Если бы нынешняя критика могла, то должна была бы исполнить относительно Гоголя обязанность, которой не успела исполнить современная ему критика, оставившая нам, впрочем, прекрасные указания, которые нуждаются только в развитии. Мы не уверены, что и это будет ею сделано, как должно. Тем менее можно ожидать удовлетворительной оценки Гоголя от нашей статьи, которая и по спешности, с которою написана, и по самому объему не более как простое извещение о выходе в свет творений писателя, замечательнейшего из всех, каких доселе представляла русская литература. Мы только должны сказать, каково новое издание его повестей и драматических произведений, перепечатанное с издания 1842 года, и дать читателям отчет в содержании произведений, которые под названием «Сочинений Н. В. Гоголя, найденных после его смерти», являются ныне в печати в первый раз.
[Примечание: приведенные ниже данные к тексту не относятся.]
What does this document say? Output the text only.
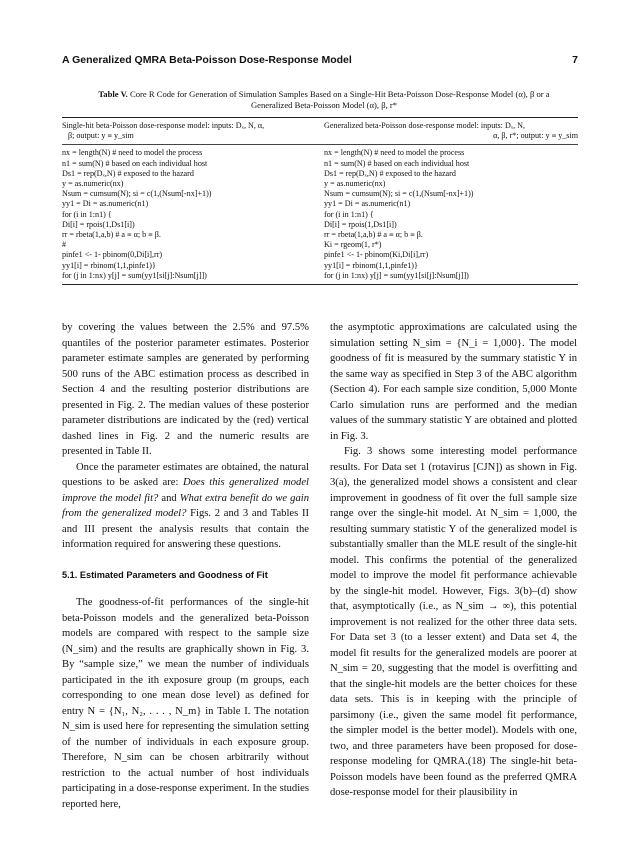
A Generalized QMRA Beta-Poisson Dose-Response Model	7
Table V. Core R Code for Generation of Simulation Samples Based on a Single-Hit Beta-Poisson Dose-Response Model (α), β or a
Generalized Beta-Poisson Model (α), β, r*
Single-hit beta-Poisson dose-response model: inputs: Dₓ, N, α,
β; output: y ≡ y_sim
Generalized beta-Poisson dose-response model: inputs: Dₓ, N,
α, β, r*; output: y ≡ y_sim
nx = length(N) # need to model the process
n1 = sum(N) # based on each individual host
Ds1 = rep(Dₓ,N) # exposed to the hazard
y = as.numeric(nx)
Nsum = cumsum(N); si = c(1,(Nsum[-nx]+1))
yy1 = Di = as.numeric(n1)
for (i in 1:n1) {
Di[i] = rpois(1,Ds1[i])
rr = rbeta(1,a,b) # a ≡ α; b ≡ β.
#
pinfe1 <- 1- pbinom(0,Di[i],rr)
yy1[i] = rbinom(1,1,pinfe1)}
for (j in 1:nx) y[j] = sum(yy1[si[j]:Nsum[j]])
nx = length(N) # need to model the process
n1 = sum(N) # based on each individual host
Ds1 = rep(Dₓ,N) # exposed to the hazard
y = as.numeric(nx)
Nsum = cumsum(N); si = c(1,(Nsum[-nx]+1))
yy1 = Di = as.numeric(n1)
for (i in 1:n1) {
Di[i] = rpois(1,Ds1[i])
rr = rbeta(1,a,b) # a ≡ α; b ≡ β.
Ki = rgeom(1, r*)
pinfe1 <- 1- pbinom(Ki,Di[i],rr)
yy1[i] = rbinom(1,1,pinfe1)}
for (j in 1:nx) y[j] = sum(yy1[si[j]:Nsum[j]])

by covering the values between the 2.5% and 97.5% quantiles of the posterior parameter estimates. Posterior parameter estimate samples are generated by performing 500 runs of the ABC estimation process as described in Section 4 and the resulting posterior distributions are presented in Fig. 2. The median values of these posterior parameter distributions are indicated by the (red) vertical dashed lines in Fig. 2 and the numeric results are presented in Table II.

Once the parameter estimates are obtained, the natural questions to be asked are: Does this generalized model improve the model fit? and What extra benefit do we gain from the generalized model? Figs. 2 and 3 and Tables II and III present the analysis results that contain the information required for answering these questions.

5.1. Estimated Parameters and Goodness of Fit

The goodness-of-fit performances of the single-hit beta-Poisson models and the generalized beta-Poisson models are compared with respect to the sample size (N_sim) and the results are graphically shown in Fig. 3. By “sample size,” we mean the number of individuals participated in the ith exposure group (m groups, each corresponding to one mean dose level) as defined for entry N = {N₁, N₂, . . . , N_m} in Table I. The notation N_sim is used here for representing the simulation setting of the number of individuals in each exposure group. Therefore, N_sim can be chosen arbitrarily without restriction to the actual number of host individuals participating in a dose-response experiment. In the studies reported here,

the asymptotic approximations are calculated using the simulation setting N_sim = {N_i = 1,000}. The model goodness of fit is measured by the summary statistic Y in the same way as specified in Step 3 of the ABC algorithm (Section 4). For each sample size condition, 5,000 Monte Carlo simulation runs are performed and the median values of the summary statistic Y are obtained and plotted in Fig. 3.

Fig. 3 shows some interesting model performance results. For Data set 1 (rotavirus [CJN]) as shown in Fig. 3(a), the generalized model shows a consistent and clear improvement in goodness of fit over the full sample size range over the single-hit model. At N_sim = 1,000, the resulting summary statistic Y of the generalized model is substantially smaller than the MLE result of the single-hit model. This confirms the potential of the generalized model to improve the model fit performance achievable by the single-hit model. However, Figs. 3(b)–(d) show that, asymptotically (i.e., as N_sim → ∞), this potential improvement is not realized for the other three data sets. For Data set 3 (to a lesser extent) and Data set 4, the model fit results for the generalized models are poorer at N_sim = 20, suggesting that the model is overfitting and that the single-hit models are the better choices for these data sets. This is in keeping with the principle of parsimony (i.e., given the same model fit performance, the simpler model is the better model). Models with one, two, and three parameters have been proposed for dose-response modeling for QMRA.(18) The single-hit beta-Poisson models have been found as the preferred QMRA dose-response model for their plausibility in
Четыре тома «Сочинений» – точное повторение прежнего издания – в этом состоит их существенное достоинство. Мы слышали многих, находящих неизящным формат и шрифт нового издания, которые сохранены совершенно те же, какие были в прежнем, так что на вид трудно отличить их одно от другого. Выбор шрифта и формата нисколько не зависел от нынешнего издателя г. Трушковского, который нашел более двух томов «Сочинений» уже отпечатанными, еще при жизни самого Гоголя, и по необходимости должен был докончить издание точно так, как оно было уже начато. Конечно, издание 1842 года и новое дагерротипное повторение не могут быть названы образцами типографского изящества, но в этом отношении не уступают они большей части русских книг. Притом, сочинения Гоголя имеют достаточно внутренней привлекательности, чтобы быть драгоценными в каком бы то ни было издании. Точно так же и второй том «Мертвых душ» по необходимости должно было напечатать шрифтом и в формате двух изданий первого тома, чтобы не вводить разнокалиберности в одну и ту же книгу.
Этот второй том «Мертвых душ» заключает в себе пять глав, которых старые черновые тетради нечаянным счастием уцелели от сожжения; и, кроме того, так называемую «Авторскую исповедь» Гоголя. Необыкновенный интерес, возбужденный во всей русской публике этими рукописями, – интерес, которому не было примеров с того времени, как явилось лет тридцать тому назад «Горе от ума», – служит лучшим доказательством того, как драгоценно для всех нас имя великого писателя. Едва ли даже должны мы говорить об этих только что напечатанных произведениях, как о новых для публики. Они новы только для критики, которая действительно еще не имела случая рассуждать о них.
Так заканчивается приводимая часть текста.